WASHINGTON — The special counsel’s office wants to talk to Donald Trump about the firings of James Comey and Michael Flynn, but as the president’s lawyers negotiate the terms and scope of a possible interview, they’re left with no easy options.

Balking at an interview, even a narrowly tailored one focused on obstruction of justice questions, risks perpetuating the perception that Trump has something to hide. But agreeing to discuss those matters with Robert Mueller’s team is risky for Trump, whose statements can be unpredictable and inconsistent. Weeks of dialogue between the sides have yet to resolve a question of extraordinary consequence: Will Trump, like many of his aides before him, get grilled by Mueller’s prosecutors?

“Obviously this is not just a legal problem, but this is also a political problem,” said Robert Ray, who succeeded Kenneth Starr as the independent counsel in the Whitewater investigation. “Life is not that simple. It requires a delicate balance between weighing the important legal issues that are involved but also recognizing the important political consequences as well.”

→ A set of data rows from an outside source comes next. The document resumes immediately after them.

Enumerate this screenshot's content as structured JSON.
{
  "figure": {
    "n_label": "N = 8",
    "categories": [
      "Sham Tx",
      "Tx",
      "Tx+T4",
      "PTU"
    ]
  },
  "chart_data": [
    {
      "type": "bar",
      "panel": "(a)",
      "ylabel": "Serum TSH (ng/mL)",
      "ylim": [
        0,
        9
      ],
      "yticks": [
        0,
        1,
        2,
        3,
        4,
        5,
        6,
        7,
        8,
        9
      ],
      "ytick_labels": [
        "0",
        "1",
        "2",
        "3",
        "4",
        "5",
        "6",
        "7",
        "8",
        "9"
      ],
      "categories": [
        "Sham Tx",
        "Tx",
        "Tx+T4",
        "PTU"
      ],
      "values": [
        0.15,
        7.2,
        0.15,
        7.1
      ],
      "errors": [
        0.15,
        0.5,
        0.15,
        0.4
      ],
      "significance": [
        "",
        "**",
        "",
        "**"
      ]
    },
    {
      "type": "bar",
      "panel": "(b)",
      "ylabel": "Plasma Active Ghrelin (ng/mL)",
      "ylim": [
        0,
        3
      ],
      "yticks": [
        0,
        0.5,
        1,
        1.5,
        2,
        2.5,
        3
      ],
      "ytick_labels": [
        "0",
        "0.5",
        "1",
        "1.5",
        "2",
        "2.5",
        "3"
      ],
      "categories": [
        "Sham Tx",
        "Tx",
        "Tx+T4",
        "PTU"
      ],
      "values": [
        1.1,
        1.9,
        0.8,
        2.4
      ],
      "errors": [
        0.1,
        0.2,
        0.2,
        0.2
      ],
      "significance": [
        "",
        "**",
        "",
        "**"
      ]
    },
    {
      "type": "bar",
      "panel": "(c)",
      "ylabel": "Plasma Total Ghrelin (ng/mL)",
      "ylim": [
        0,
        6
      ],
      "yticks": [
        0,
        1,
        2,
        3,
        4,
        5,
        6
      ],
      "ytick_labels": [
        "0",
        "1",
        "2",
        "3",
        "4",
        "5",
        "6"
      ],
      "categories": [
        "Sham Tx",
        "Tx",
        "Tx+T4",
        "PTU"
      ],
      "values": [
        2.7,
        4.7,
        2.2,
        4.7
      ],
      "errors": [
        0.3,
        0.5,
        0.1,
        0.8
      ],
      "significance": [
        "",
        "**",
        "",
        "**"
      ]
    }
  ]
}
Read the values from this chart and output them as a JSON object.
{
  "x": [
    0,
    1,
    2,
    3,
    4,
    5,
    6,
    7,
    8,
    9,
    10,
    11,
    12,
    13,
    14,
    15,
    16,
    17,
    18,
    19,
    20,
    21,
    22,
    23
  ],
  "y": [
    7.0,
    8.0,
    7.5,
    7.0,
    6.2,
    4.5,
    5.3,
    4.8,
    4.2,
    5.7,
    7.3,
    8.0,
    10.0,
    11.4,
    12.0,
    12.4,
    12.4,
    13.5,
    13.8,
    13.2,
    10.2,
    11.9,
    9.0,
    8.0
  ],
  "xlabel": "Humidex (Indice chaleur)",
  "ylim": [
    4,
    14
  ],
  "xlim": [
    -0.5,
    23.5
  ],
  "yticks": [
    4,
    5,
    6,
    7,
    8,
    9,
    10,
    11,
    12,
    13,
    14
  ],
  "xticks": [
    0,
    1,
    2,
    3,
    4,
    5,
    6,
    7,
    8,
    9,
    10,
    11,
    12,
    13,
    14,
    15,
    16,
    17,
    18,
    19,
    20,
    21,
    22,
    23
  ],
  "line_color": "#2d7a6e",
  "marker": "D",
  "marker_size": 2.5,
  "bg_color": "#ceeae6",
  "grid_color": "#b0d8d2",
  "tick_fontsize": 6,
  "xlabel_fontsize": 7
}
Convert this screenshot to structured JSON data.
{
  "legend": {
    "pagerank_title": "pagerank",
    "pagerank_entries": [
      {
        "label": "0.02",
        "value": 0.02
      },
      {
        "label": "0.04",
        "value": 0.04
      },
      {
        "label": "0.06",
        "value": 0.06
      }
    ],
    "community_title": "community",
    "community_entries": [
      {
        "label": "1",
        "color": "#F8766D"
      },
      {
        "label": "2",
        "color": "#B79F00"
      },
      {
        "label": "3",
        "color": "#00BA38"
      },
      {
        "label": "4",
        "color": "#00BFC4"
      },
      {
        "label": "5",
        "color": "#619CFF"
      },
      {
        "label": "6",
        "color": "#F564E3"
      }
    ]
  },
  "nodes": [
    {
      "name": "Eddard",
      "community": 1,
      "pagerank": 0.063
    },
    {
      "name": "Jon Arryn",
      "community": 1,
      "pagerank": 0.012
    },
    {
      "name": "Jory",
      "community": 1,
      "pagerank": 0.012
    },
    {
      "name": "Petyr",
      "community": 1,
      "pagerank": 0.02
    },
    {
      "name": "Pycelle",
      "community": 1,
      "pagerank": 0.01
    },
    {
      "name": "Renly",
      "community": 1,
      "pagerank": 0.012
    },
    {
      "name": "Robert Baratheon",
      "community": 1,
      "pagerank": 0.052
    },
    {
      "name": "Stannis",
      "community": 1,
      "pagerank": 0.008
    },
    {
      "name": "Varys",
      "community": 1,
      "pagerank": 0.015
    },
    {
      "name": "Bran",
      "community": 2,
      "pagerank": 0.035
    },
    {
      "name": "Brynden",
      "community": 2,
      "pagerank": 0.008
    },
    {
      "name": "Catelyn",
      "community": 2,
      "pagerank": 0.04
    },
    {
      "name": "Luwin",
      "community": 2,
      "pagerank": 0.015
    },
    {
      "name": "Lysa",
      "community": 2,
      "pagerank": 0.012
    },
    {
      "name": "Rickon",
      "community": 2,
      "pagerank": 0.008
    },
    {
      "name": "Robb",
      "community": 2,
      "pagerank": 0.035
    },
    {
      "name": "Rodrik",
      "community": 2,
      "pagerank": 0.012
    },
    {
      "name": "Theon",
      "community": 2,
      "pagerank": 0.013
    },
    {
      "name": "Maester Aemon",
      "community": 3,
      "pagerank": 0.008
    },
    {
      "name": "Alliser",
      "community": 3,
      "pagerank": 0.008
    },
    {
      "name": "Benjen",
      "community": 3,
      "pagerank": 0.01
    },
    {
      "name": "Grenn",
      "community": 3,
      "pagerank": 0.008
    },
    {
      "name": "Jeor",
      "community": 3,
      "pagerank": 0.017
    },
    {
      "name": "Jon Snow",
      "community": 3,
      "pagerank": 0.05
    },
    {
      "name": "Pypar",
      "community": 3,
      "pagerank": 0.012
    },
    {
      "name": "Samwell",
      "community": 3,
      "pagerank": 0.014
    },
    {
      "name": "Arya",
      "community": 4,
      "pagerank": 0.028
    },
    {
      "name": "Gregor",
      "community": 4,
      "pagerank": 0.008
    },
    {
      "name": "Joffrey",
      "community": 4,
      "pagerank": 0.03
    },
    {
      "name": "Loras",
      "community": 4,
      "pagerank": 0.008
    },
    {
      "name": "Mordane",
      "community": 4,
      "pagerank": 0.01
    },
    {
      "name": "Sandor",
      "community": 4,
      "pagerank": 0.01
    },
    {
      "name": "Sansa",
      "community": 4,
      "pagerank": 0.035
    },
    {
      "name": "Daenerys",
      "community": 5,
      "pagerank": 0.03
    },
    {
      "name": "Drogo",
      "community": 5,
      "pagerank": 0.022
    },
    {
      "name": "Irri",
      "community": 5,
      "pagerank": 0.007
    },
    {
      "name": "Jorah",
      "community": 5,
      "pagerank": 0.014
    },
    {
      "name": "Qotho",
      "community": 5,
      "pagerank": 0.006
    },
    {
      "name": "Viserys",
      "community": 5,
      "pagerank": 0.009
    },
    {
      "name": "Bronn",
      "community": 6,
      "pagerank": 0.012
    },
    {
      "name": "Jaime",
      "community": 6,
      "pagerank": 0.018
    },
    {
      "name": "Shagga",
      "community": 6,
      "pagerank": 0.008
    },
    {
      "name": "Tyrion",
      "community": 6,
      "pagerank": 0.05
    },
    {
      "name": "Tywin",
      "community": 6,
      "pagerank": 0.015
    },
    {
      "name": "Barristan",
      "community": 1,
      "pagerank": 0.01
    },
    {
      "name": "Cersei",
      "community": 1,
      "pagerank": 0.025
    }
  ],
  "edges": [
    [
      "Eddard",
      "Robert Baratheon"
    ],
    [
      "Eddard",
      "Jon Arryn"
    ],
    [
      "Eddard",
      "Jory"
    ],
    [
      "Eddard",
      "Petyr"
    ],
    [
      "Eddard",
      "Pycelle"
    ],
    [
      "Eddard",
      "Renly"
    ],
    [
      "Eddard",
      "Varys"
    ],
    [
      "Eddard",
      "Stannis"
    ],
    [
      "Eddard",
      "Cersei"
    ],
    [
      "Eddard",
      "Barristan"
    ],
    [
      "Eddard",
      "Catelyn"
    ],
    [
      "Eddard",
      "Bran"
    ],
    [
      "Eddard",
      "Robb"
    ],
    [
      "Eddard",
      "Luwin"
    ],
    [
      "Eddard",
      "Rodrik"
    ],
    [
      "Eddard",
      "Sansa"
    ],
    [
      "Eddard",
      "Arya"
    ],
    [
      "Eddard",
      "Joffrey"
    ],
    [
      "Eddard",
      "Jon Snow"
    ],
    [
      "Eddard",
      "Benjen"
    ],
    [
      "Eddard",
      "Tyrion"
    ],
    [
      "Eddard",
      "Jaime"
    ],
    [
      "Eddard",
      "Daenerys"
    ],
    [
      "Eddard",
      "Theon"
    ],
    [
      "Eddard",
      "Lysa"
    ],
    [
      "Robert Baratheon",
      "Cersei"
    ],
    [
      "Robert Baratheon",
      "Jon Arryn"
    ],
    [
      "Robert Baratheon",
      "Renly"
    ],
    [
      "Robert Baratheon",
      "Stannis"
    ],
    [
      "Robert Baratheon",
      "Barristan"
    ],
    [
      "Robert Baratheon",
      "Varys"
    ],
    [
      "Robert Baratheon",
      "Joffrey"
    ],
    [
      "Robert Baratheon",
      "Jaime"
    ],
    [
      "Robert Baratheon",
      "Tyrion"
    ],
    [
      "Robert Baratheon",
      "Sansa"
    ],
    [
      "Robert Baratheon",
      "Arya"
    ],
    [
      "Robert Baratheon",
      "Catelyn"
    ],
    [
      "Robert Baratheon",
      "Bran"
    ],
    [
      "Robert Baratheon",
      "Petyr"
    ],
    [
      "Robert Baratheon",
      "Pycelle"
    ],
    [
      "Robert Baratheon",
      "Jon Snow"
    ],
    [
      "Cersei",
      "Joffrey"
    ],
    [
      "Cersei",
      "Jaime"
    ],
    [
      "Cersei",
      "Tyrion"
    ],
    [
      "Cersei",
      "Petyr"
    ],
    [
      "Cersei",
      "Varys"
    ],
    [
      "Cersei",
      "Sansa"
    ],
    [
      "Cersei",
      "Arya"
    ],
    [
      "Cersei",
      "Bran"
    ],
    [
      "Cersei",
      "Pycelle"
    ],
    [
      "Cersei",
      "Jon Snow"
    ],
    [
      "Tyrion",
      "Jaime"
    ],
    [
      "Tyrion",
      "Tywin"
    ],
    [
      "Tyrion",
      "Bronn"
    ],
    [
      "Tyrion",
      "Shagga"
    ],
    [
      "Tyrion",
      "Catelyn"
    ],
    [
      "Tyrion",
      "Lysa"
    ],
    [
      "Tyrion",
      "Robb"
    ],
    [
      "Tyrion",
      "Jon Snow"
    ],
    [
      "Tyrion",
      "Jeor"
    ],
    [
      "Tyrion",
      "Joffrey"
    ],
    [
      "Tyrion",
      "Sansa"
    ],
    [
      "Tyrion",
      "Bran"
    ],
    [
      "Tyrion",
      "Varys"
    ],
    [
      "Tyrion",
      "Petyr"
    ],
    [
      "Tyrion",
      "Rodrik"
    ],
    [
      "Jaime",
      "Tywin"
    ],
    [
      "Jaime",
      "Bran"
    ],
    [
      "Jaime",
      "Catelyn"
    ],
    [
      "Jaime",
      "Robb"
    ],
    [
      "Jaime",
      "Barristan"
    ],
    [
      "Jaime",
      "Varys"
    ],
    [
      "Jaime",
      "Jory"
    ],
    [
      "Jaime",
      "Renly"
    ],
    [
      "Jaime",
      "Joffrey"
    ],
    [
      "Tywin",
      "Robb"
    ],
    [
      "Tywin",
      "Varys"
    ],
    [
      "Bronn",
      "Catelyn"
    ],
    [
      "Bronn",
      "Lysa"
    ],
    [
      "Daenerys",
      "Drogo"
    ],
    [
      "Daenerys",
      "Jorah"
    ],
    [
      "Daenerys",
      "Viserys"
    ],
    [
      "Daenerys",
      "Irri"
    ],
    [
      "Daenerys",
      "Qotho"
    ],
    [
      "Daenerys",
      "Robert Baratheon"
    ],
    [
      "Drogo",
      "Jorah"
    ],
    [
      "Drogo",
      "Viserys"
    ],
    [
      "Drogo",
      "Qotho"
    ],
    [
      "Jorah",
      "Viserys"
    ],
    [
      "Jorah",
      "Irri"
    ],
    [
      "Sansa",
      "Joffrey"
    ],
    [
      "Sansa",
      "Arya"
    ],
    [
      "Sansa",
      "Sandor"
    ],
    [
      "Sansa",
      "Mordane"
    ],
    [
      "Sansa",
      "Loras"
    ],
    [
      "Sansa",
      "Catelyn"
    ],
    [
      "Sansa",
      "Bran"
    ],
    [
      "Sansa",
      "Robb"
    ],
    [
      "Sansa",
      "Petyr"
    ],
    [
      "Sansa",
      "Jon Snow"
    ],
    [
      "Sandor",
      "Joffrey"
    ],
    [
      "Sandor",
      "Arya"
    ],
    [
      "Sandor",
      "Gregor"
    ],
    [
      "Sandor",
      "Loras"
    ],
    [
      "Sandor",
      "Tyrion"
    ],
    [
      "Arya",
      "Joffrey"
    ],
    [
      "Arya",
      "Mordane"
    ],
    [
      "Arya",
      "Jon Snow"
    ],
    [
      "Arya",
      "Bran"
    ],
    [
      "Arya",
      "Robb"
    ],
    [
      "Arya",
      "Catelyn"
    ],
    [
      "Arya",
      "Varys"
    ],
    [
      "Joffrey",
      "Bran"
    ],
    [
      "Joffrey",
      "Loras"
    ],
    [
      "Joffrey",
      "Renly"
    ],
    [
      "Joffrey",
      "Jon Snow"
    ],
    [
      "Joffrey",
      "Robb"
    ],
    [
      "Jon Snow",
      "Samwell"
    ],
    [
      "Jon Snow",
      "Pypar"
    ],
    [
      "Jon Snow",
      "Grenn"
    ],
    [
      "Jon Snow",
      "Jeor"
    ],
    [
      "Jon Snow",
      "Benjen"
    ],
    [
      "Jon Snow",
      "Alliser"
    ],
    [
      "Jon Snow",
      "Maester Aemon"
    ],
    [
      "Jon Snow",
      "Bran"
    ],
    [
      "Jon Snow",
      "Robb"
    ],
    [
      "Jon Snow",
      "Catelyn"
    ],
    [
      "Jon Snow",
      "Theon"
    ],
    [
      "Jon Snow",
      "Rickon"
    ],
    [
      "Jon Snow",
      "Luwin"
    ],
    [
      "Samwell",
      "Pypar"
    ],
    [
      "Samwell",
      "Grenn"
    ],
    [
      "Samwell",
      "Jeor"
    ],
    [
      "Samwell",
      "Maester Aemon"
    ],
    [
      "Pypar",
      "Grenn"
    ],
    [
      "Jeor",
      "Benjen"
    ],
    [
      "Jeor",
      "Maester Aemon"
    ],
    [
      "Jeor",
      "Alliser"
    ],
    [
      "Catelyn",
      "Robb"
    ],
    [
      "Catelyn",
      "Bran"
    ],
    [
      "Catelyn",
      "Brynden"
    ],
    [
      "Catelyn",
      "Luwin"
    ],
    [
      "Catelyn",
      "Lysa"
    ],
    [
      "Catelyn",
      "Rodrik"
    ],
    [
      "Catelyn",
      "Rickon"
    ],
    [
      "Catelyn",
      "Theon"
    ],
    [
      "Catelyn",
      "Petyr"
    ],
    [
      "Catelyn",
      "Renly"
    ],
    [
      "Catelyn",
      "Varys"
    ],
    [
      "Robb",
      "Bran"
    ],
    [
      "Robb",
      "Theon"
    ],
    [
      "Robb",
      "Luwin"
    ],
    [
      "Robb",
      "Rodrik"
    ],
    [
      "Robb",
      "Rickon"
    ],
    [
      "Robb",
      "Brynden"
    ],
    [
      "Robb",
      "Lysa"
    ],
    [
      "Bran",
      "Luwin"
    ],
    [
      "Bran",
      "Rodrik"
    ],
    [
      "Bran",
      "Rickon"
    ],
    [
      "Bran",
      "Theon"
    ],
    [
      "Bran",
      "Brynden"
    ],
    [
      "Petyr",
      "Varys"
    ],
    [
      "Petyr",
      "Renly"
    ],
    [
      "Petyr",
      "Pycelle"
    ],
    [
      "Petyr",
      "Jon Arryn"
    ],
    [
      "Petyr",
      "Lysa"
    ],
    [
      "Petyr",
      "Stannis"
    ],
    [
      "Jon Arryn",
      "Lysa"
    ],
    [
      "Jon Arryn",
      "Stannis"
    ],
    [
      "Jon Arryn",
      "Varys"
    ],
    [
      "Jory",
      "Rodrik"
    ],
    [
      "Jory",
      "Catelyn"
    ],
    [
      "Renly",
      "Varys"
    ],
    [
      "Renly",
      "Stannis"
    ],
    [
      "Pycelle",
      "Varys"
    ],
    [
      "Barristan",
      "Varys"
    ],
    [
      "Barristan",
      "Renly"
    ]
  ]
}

The negotiations have been closely held, but a resolution could arrive soon to avert the prospect of a grand jury subpoena, as happened to President Bill Clinton during Whitewater, or a lengthy court challenge reminiscent of the Watergate era.

Mueller’s interest in Trump himself has appeared focused on seminal moments of his administration even amid signs of an expanding, and intensifying, investigation. In the past month alone, Mueller secured the guilty plea of a Dutch lawyer for lying to the FBI, indicted 13 Russians accused of meddling in the 2016 presidential election and secured the grand jury testimony of a well-connected Lebanese-American businessman whose statements could open a new front for investigators.

Yet Mueller’s office has so far presented the president with more limited questions.

Prosecutors trying to establish whether Trump took steps to obstruct justice have conveyed interest in talking with the president about his decision to fire Comey as FBI director last May and about multiple conversations between the two men, including one in which Comey says he was encouraged to end an investigation into national security adviser Michael Flynn, people familiar with the investigation say.

They’re also interested in the February ouster of Flynn and the events leading up to it — the White House was warned weeks earlier that law enforcement thought he was vulnerable to blackmail — and in Trump’s pressuring of Attorney General Jeff Sessions over his recusal from the Russia investigation.

Those topics may be narrow, but Trump hasn’t always helped himself.